The compiled data came from thousands of different data breaches and placed on a cloud-based service called MEGA. Named “Collection #1,” the 87 GB container consisted of 12,000 separate files and 2,692,818,238 rows. The researcher received a tip from a colleague that led him to a popular hacking forum where the data was promoted as “a collection of 2000+ dehashed databases and Combos stored by topic.”
According to Hunt, users can enter their email addresses and passwords on Have I Been Pawned to find out whether or not they are affected. There are 1,160,253,228 unique combinations of email addresses and passwords, although many of the data was dismissed after the researcher cleaned and software the existing data:
This also includes some junk because hackers being hackers, they don't always neatly format their data dumps into an easily consumable fashion. (I found a combination of different delimiter types including colons, semicolons, spaces and indeed a combination of different file types such as delimited text files, files containing SQL statements and other compressed archives.)

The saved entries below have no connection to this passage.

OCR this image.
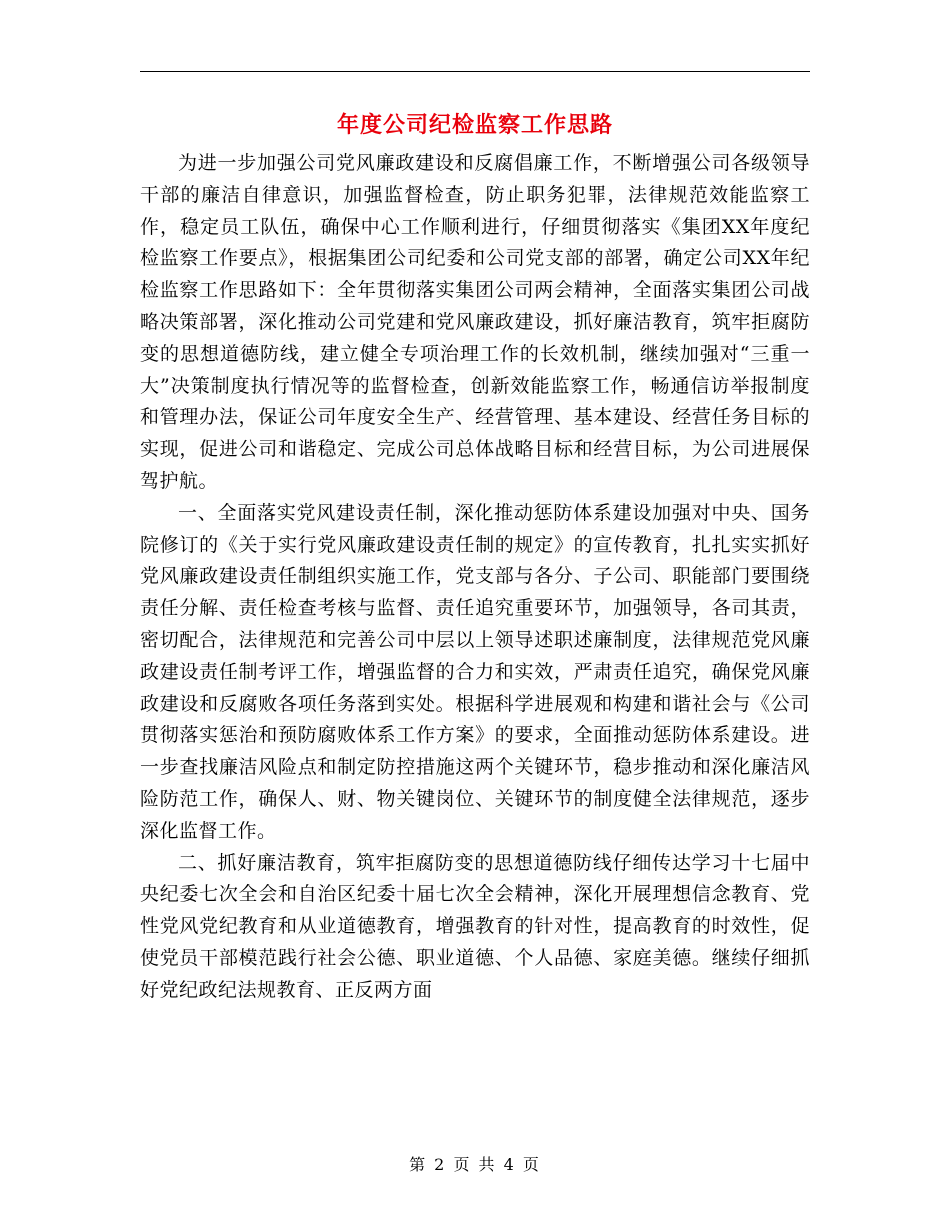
年度公司纪检监察工作思路

为进一步加强公司党风廉政建设和反腐倡廉工作，不断增强公司各级领导干部的廉洁自律意识，加强监督检查，防止职务犯罪，法律规范效能监察工作，稳定员工队伍，确保中心工作顺利进行，仔细贯彻落实《集团XX年度纪检监察工作要点》，根据集团公司纪委和公司党支部的部署，确定公司XX年纪检监察工作思路如下：全年贯彻落实集团公司两会精神，全面落实集团公司战略决策部署，深化推动公司党建和党风廉政建设，抓好廉洁教育，筑牢拒腐防变的思想道德防线，建立健全专项治理工作的长效机制，继续加强对“三重一大”决策制度执行情况等的监督检查，创新效能监察工作，畅通信访举报制度和管理办法，保证公司年度安全生产、经营管理、基本建设、经营任务目标的实现，促进公司和谐稳定、完成公司总体战略目标和经营目标，为公司进展保驾护航。

一、全面落实党风建设责任制，深化推动惩防体系建设加强对中央、国务院修订的《关于实行党风廉政建设责任制的规定》的宣传教育，扎扎实实抓好党风廉政建设责任制组织实施工作，党支部与各分、子公司、职能部门要围绕责任分解、责任检查考核与监督、责任追究重要环节，加强领导，各司其责，密切配合，法律规范和完善公司中层以上领导述职述廉制度，法律规范党风廉政建设责任制考评工作，增强监督的合力和实效，严肃责任追究，确保党风廉政建设和反腐败各项任务落到实处。根据科学进展观和构建和谐社会与《公司贯彻落实惩治和预防腐败体系工作方案》的要求，全面推动惩防体系建设。进一步查找廉洁风险点和制定防控措施这两个关键环节，稳步推动和深化廉洁风险防范工作，确保人、财、物关键岗位、关键环节的制度健全法律规范，逐步深化监督工作。

二、抓好廉洁教育，筑牢拒腐防变的思想道德防线仔细传达学习十七届中央纪委七次全会和自治区纪委十届七次全会精神，深化开展理想信念教育、党性党风党纪教育和从业道德教育，增强教育的针对性，提高教育的时效性，促使党员干部模范践行社会公德、职业道德、个人品德、家庭美德。继续仔细抓好党纪政纪法规教育、正反两方面

第 2 页 共 4 页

Soon after the discovery, the cloud service MEGA took down the hosted information.
The origin of the data is not recognized
Collection #1 is the largest accumulation of data found in a single piece. While Hunt recognized many breaches where the information came from, the origin of the data is still unclear, and some of the services might not have been involved in the data breach.
Nevertheless, he notes that, after checking his own passwords and email addresses from the past, he confirmed that the data was accurate. The expert also says that many of the uncovered passwords were initially hashed during the compromise. However, hackers managed to “dehash” and convert them to plain text.
Hunt referred to the data as “random” when interviewed by Wired:
It just looks like a completely random collection of sites purely to maximize the number of credentials available to hackers. There’s no obvious patterns, just maximum exposure.
Shield yourself from data compromise
Hunt urges people to go and change their passwords immediately if they are included in the HIBP database, as “one or more passwords you've previously used are floating around for others to see.”
Credential stuffing is a popular technique used by cybercriminals, and it seems like Collection #1 is created just for that purpose, seeing how untidy the database was. There are over 2.7 billion records on Hunt's site currently, meaning that all of this data can be used for credential stuffing.
The process relies on users reusing their old passwords or keeping the same ones for multiple accounts. After acquiring credentials from a data breach, any criminal can attempt to enter other accounts based on that data. For that reason, changing passwords frequently, or using password managers is vital when it comes to cybersecurity, as explained by Hunt:
Perhaps your personal data is on this list because you signed up to a forum many years ago you've long since forgotten about, but because its subsequently been breached and you've been using that same password all over the place, you've got a serious problem.
According to security experts, 2018 was a “year of the data breach tsunami,” which resulted in such notorious cases like Cambridge Analytica, Quora, Marriott, and many others. Looking into the future, it becomes evident that data harvesting is a lucrative business for criminals, so adequate measures should be undertaken to protect sensitive information in the year 2019.